The author is an analyst of NH Investment & Securities. He can be reached at firstname.lastname@example.org. -- Ed.
POSCO Chem has announced the establishment of a JV with OCI for the production of H2O2. In making the H2O2, hydrogen (raw material) will be extracted from COG generated by POSCO’s coke plants. While the new venture is meaningful in that the byproducts generated during the steel manufacturing process are linked to businesses that create added value, the impact on sales and OP will likely be modest for now.
▶Establishes JV with OCI to make H2O2 from 2022
POSCO Chem (003670.KS) has announced that it will partner with OCI (010060.KS) to establish a JV (POSCO Chem: 51% stake; OCI: 41% stake) to produce hydrogen peroxide (H2O2). POSCO Chem will supply hydrogen (raw material for H202) and capital, and OCI will be in charge of technological operations and sales. Production is targeted to begin from 2022, with output sized at 50,000 tons pa and annual sales estimated at W50bn.
Of note, POSCO Chem operates POSCO’s Pohang and Gwangyang Steelworks coke plants (on consignment basis). Coke oven gas (COG) generated at the coke plants is used to produce crude oil and coal tar, which are either sold to outside players or consumed internally.

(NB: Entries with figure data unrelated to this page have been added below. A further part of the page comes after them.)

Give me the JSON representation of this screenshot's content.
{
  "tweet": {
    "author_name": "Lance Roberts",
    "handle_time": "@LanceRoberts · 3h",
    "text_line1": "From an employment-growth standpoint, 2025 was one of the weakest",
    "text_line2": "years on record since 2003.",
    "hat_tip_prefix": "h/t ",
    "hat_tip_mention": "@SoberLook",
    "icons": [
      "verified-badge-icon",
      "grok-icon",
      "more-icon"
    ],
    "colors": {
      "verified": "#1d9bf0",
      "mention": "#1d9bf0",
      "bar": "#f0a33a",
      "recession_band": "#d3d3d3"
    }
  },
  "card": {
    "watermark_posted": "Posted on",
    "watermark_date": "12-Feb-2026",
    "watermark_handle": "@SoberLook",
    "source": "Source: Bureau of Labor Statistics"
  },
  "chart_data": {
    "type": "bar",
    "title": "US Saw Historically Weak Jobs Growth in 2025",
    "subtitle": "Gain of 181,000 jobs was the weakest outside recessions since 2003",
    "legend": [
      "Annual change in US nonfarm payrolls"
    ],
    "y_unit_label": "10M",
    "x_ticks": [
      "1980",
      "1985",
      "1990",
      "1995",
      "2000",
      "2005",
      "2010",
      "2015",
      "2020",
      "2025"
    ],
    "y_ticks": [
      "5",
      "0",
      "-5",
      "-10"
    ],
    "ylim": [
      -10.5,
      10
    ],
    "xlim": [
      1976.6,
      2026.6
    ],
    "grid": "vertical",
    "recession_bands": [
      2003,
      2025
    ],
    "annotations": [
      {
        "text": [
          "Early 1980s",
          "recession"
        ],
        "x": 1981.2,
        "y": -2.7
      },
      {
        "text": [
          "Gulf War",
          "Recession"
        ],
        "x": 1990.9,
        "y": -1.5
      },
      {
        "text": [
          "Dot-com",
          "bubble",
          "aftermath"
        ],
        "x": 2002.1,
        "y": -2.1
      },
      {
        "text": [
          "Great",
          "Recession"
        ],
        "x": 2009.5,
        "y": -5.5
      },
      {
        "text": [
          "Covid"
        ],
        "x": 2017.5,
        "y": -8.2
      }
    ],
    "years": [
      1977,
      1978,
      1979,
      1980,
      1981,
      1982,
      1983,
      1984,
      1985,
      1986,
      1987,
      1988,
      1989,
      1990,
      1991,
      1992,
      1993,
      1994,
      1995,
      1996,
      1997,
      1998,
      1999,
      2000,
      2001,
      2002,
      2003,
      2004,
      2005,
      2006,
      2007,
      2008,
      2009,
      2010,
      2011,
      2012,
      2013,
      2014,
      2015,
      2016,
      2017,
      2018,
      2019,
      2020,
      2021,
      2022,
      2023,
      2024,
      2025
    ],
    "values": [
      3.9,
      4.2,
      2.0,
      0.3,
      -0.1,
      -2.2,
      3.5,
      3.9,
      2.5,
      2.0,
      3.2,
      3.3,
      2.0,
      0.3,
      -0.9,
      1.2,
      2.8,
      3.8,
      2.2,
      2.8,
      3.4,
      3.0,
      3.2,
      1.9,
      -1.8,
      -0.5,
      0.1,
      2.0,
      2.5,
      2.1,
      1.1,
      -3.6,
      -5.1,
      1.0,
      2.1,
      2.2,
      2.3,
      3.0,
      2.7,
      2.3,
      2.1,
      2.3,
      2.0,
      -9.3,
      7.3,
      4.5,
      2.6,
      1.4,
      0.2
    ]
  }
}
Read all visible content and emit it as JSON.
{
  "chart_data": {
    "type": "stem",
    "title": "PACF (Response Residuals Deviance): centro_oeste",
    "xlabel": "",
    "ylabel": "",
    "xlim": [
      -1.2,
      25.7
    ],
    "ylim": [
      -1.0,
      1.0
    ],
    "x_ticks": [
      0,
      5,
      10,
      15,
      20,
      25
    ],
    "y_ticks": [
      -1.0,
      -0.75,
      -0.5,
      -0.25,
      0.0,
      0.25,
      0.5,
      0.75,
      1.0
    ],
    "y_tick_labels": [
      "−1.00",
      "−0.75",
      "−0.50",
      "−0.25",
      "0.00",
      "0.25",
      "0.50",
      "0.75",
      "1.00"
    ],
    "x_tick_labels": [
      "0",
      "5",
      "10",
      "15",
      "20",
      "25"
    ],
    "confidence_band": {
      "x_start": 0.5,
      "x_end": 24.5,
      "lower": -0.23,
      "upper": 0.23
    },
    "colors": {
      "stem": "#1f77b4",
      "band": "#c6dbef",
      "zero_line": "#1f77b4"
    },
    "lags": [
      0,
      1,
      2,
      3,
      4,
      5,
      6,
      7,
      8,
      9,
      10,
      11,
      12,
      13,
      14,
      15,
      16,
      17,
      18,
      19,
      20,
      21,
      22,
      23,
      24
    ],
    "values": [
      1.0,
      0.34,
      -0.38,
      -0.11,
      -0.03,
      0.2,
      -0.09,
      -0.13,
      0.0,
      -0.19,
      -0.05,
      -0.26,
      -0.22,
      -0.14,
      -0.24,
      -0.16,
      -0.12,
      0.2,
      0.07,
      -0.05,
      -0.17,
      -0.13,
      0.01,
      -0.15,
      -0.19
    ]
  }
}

Via the establishment of the JV, POSCO Chem plans to extract additional hydrogen from COG and then supply it as a raw material for use in the manufacturing of H202.

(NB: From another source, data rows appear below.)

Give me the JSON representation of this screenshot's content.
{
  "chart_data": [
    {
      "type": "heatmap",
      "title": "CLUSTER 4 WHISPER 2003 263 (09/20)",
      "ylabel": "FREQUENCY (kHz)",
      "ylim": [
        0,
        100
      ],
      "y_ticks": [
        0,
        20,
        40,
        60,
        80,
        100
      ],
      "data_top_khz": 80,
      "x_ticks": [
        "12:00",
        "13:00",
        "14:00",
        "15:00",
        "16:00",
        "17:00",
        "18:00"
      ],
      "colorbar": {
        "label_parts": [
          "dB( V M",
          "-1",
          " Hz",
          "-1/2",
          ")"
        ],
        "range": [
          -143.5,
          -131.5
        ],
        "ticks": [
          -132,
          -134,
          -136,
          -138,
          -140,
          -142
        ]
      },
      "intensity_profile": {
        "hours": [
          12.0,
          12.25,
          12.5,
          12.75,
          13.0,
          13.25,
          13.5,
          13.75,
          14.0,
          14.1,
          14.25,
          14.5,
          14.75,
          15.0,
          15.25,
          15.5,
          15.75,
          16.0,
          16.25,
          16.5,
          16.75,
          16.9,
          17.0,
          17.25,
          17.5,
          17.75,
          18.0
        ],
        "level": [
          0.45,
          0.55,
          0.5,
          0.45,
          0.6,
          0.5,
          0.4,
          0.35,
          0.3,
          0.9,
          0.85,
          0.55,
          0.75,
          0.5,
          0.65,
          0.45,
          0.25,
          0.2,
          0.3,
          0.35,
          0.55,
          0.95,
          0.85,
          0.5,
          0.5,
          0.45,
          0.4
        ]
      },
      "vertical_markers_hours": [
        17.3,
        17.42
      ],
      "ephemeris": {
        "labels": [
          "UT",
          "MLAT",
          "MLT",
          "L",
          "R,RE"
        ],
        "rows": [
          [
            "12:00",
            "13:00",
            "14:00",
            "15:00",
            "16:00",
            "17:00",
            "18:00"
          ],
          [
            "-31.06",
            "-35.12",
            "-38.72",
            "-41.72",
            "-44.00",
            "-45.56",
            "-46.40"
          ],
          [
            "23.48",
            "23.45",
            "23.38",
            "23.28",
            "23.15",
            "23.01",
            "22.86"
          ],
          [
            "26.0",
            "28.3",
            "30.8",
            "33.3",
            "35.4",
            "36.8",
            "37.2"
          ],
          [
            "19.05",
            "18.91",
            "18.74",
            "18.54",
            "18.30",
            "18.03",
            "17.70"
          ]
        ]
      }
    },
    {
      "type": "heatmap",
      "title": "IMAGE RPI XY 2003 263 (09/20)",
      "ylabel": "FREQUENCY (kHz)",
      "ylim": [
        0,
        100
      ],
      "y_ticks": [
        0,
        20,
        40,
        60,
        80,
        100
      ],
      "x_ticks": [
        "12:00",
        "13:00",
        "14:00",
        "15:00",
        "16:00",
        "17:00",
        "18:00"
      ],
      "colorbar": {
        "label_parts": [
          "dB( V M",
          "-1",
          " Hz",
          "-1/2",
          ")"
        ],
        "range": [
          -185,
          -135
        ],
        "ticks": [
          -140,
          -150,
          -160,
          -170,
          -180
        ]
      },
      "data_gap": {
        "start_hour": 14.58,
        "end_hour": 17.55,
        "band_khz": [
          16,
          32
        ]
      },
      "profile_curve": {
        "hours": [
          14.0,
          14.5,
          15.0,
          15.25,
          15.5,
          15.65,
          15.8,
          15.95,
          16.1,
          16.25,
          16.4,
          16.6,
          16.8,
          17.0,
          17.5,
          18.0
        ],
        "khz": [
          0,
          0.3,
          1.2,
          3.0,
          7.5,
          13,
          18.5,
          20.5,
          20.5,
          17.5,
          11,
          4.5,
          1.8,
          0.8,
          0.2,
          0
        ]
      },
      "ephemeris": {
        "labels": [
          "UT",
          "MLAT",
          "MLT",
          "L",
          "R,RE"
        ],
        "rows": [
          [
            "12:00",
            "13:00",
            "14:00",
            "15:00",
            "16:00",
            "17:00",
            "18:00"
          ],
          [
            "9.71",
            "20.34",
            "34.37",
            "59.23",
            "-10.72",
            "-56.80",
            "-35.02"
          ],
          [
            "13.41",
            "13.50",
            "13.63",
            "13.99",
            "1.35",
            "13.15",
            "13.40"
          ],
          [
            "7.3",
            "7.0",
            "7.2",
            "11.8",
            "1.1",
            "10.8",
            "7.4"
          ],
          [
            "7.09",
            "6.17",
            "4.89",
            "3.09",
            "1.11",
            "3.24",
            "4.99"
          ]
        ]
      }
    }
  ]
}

▶Favorably view value-added steel byproducts, but earnings impact to be modest
We view the new venture as being meaningful in that the byproducts generated during the steel manufacturing process are linked to businesses that create added value. That said, we point out that: 1) the planned H202 production plant is not scheduled to be completed until 2022; 2) the earnings generated by new plant’s expected annual production of 50,000 tons of H2O2 (30,000 tons of electronic grade) should be relatively modest (sales of W50bn pa; OP of W10bn pa); and 3) POSCO Chem’s stake is limited to 51%. Given these factors, we believe the impact of the new JV on POSCO Chem’s EV will be limited for now.

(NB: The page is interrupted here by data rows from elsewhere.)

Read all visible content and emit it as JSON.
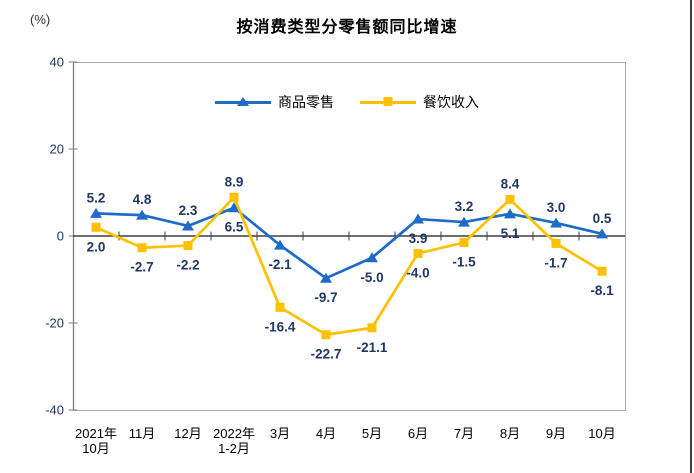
{
  "chart_data": {
    "type": "line",
    "title": "按消费类型分零售额同比增速",
    "unit_label": "(%)",
    "categories": [
      [
        "2021年",
        "10月"
      ],
      [
        "11月"
      ],
      [
        "12月"
      ],
      [
        "2022年",
        "1-2月"
      ],
      [
        "3月"
      ],
      [
        "4月"
      ],
      [
        "5月"
      ],
      [
        "6月"
      ],
      [
        "7月"
      ],
      [
        "8月"
      ],
      [
        "9月"
      ],
      [
        "10月"
      ]
    ],
    "series": [
      {
        "name": "商品零售",
        "color": "#1E6BC8",
        "marker": "triangle",
        "values": [
          5.2,
          4.8,
          2.3,
          6.5,
          -2.1,
          -9.7,
          -5.0,
          3.9,
          3.2,
          5.1,
          3.0,
          0.5
        ],
        "label_pos": [
          "above",
          "above",
          "above",
          "below",
          "below",
          "below",
          "below",
          "below",
          "above",
          "below",
          "above",
          "above"
        ]
      },
      {
        "name": "餐饮收入",
        "color": "#FFC000",
        "marker": "square",
        "values": [
          2.0,
          -2.7,
          -2.2,
          8.9,
          -16.4,
          -22.7,
          -21.1,
          -4.0,
          -1.5,
          8.4,
          -1.7,
          -8.1
        ],
        "label_pos": [
          "below",
          "below",
          "below",
          "above",
          "below",
          "below",
          "below",
          "below",
          "below",
          "above",
          "below",
          "below"
        ]
      }
    ],
    "ylim": [
      -40,
      40
    ],
    "yticks": [
      40,
      20,
      0,
      -20,
      -40
    ],
    "grid": false,
    "legend_position": "top-center",
    "colors": {
      "axis_text": "#1F3864",
      "data_label": "#1F3864",
      "category_text": "#000000",
      "axis_line": "#7F7F7F",
      "plot_border": "#ACACAC",
      "zero_line": "#3F3F3F"
    }
  }
}
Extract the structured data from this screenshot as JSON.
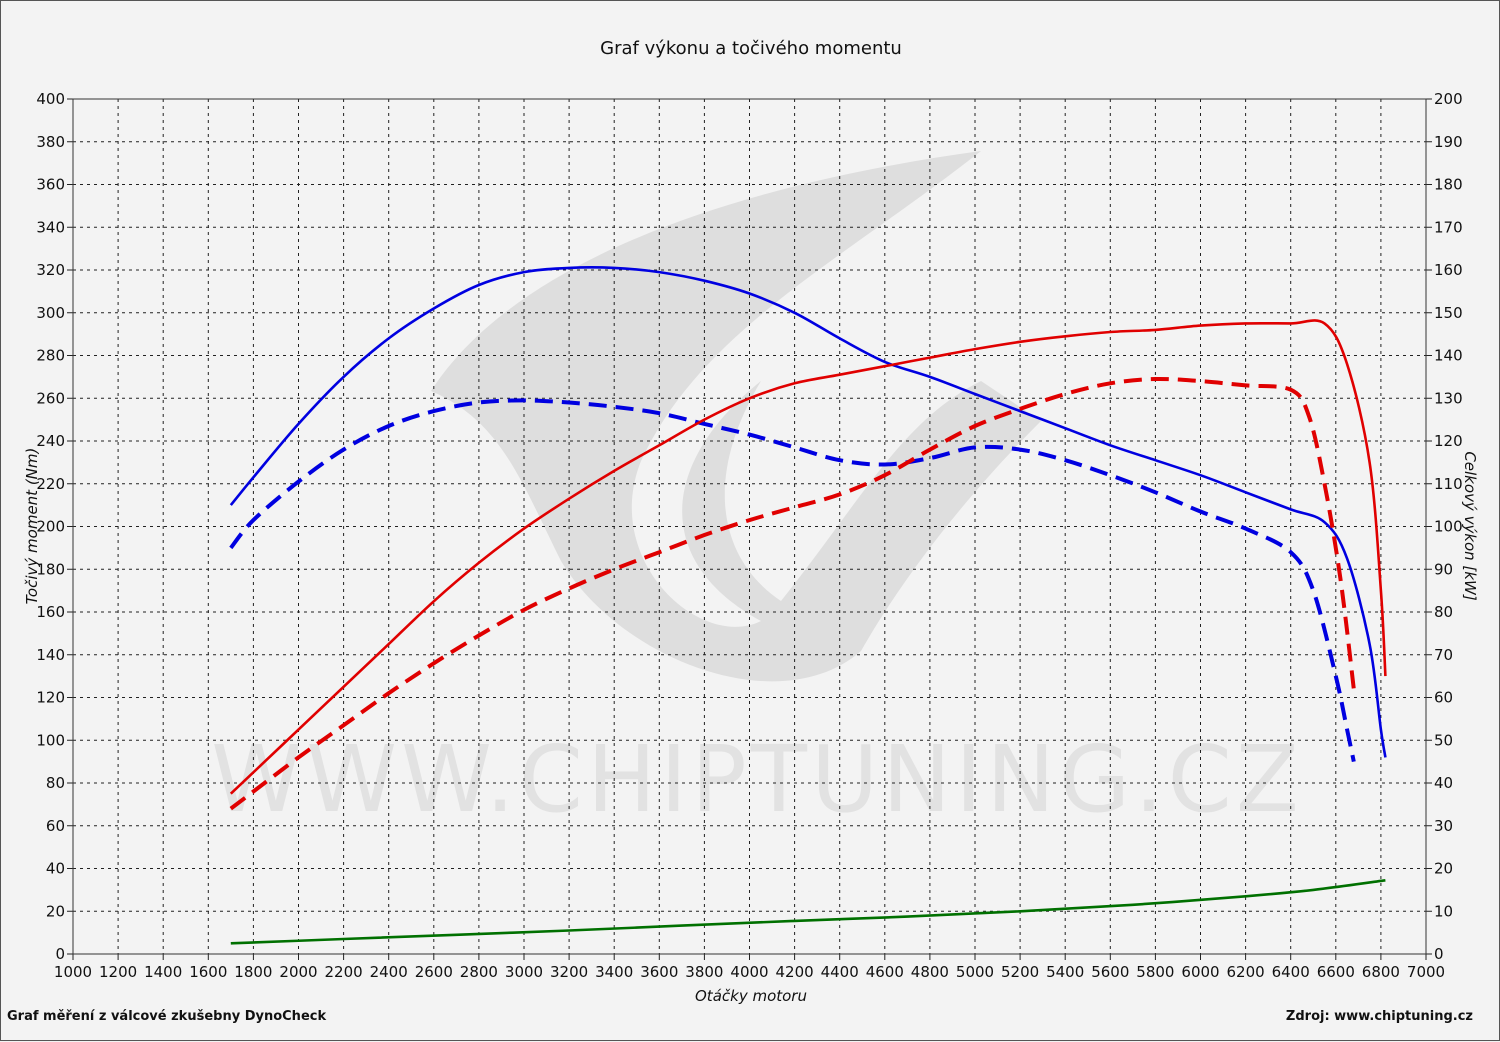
{
  "chart_data": {
    "type": "line",
    "title": "Graf výkonu a točivého momentu",
    "xlabel": "Otáčky motoru",
    "ylabel_left": "Točivý moment (Nm)",
    "ylabel_right": "Celkový výkon [kW]",
    "xlim": [
      1000,
      7000
    ],
    "ylim_left": [
      0,
      400
    ],
    "ylim_right": [
      0,
      200
    ],
    "xticks": [
      1000,
      1200,
      1400,
      1600,
      1800,
      2000,
      2200,
      2400,
      2600,
      2800,
      3000,
      3200,
      3400,
      3600,
      3800,
      4000,
      4200,
      4400,
      4600,
      4800,
      5000,
      5200,
      5400,
      5600,
      5800,
      6000,
      6200,
      6400,
      6600,
      6800,
      7000
    ],
    "yticks_left": [
      0,
      20,
      40,
      60,
      80,
      100,
      120,
      140,
      160,
      180,
      200,
      220,
      240,
      260,
      280,
      300,
      320,
      340,
      360,
      380,
      400
    ],
    "yticks_right": [
      0,
      10,
      20,
      30,
      40,
      50,
      60,
      70,
      80,
      90,
      100,
      110,
      120,
      130,
      140,
      150,
      160,
      170,
      180,
      190,
      200
    ],
    "grid": true,
    "colors": {
      "torque": "#0000e0",
      "power": "#e00000",
      "loss": "#007000"
    },
    "series": [
      {
        "axis": "left",
        "style": "solid",
        "color": "#0000e0",
        "x": [
          1700,
          1800,
          2000,
          2200,
          2400,
          2600,
          2800,
          3000,
          3200,
          3400,
          3600,
          3800,
          4000,
          4200,
          4400,
          4600,
          4800,
          5000,
          5200,
          5400,
          5600,
          5800,
          6000,
          6200,
          6400,
          6550,
          6650,
          6750,
          6800,
          6820
        ],
        "y": [
          210,
          223,
          248,
          270,
          288,
          302,
          313,
          319,
          321,
          321,
          319,
          315,
          309,
          300,
          288,
          277,
          270,
          262,
          254,
          246,
          238,
          231,
          224,
          216,
          208,
          202,
          185,
          145,
          105,
          92
        ]
      },
      {
        "axis": "left",
        "style": "dashed",
        "color": "#0000e0",
        "x": [
          1700,
          1800,
          2000,
          2200,
          2400,
          2600,
          2800,
          3000,
          3200,
          3400,
          3600,
          3800,
          4000,
          4200,
          4400,
          4600,
          4800,
          5000,
          5200,
          5400,
          5600,
          5800,
          6000,
          6200,
          6400,
          6500,
          6600,
          6650,
          6680
        ],
        "y": [
          190,
          203,
          221,
          236,
          247,
          254,
          258,
          259,
          258,
          256,
          253,
          248,
          243,
          237,
          231,
          229,
          232,
          237,
          236,
          231,
          224,
          216,
          207,
          199,
          188,
          170,
          130,
          105,
          90
        ]
      },
      {
        "axis": "right",
        "style": "solid",
        "color": "#e00000",
        "x": [
          1700,
          1800,
          2000,
          2200,
          2400,
          2600,
          2800,
          3000,
          3200,
          3400,
          3600,
          3800,
          4000,
          4200,
          4400,
          4600,
          4800,
          5000,
          5200,
          5400,
          5600,
          5800,
          6000,
          6200,
          6400,
          6550,
          6650,
          6750,
          6800,
          6820
        ],
        "y": [
          37.5,
          42.5,
          52.5,
          62.5,
          72.5,
          82.5,
          91.5,
          99.5,
          106.5,
          113,
          119,
          125,
          130,
          133.5,
          135.5,
          137.5,
          139.5,
          141.5,
          143.2,
          144.5,
          145.5,
          146,
          147,
          147.5,
          147.5,
          147.5,
          138,
          115,
          85,
          65
        ]
      },
      {
        "axis": "right",
        "style": "dashed",
        "color": "#e00000",
        "x": [
          1700,
          1800,
          2000,
          2200,
          2400,
          2600,
          2800,
          3000,
          3200,
          3400,
          3600,
          3800,
          4000,
          4200,
          4400,
          4600,
          4800,
          5000,
          5200,
          5400,
          5600,
          5800,
          6000,
          6200,
          6400,
          6480,
          6550,
          6620,
          6680
        ],
        "y": [
          34,
          38,
          46,
          53.5,
          61,
          68,
          74.5,
          80.5,
          85.5,
          90,
          94,
          98,
          101.5,
          104.5,
          107.5,
          112,
          118,
          123.5,
          127.5,
          131,
          133.5,
          134.5,
          134,
          133,
          132,
          126,
          110,
          88,
          62
        ]
      },
      {
        "axis": "left",
        "style": "solid",
        "color": "#007000",
        "x": [
          1700,
          2200,
          2700,
          3200,
          3700,
          4200,
          4700,
          5200,
          5700,
          6200,
          6500,
          6820
        ],
        "y": [
          5,
          7,
          9,
          11,
          13.3,
          15.5,
          17.5,
          20,
          23,
          27,
          30,
          34.5
        ]
      }
    ]
  },
  "footer": {
    "left": "Graf měření z válcové zkušebny DynoCheck",
    "right": "Zdroj: www.chiptuning.cz"
  },
  "watermark": "WWW.CHIPTUNING.CZ"
}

Looking at the long-term picture, it is encouraging that POSCO Chem is adding linkages (COG → hydrogen → H2O2) to its value chain of steel byproducts (COG → coal tar → needle coke → rechargeable battery artificial graphite anode materials). Accordingly, we view POSCO Chem’s entry into the H2O2 market as evidencing the company’s potential to enter into a variety of business arenas related to byproducts generated during steel production processes. Moving forward, we will need to monitor if these byproducts, as well as the firm’s rechargeable battery materials, contribute substantially to its EV.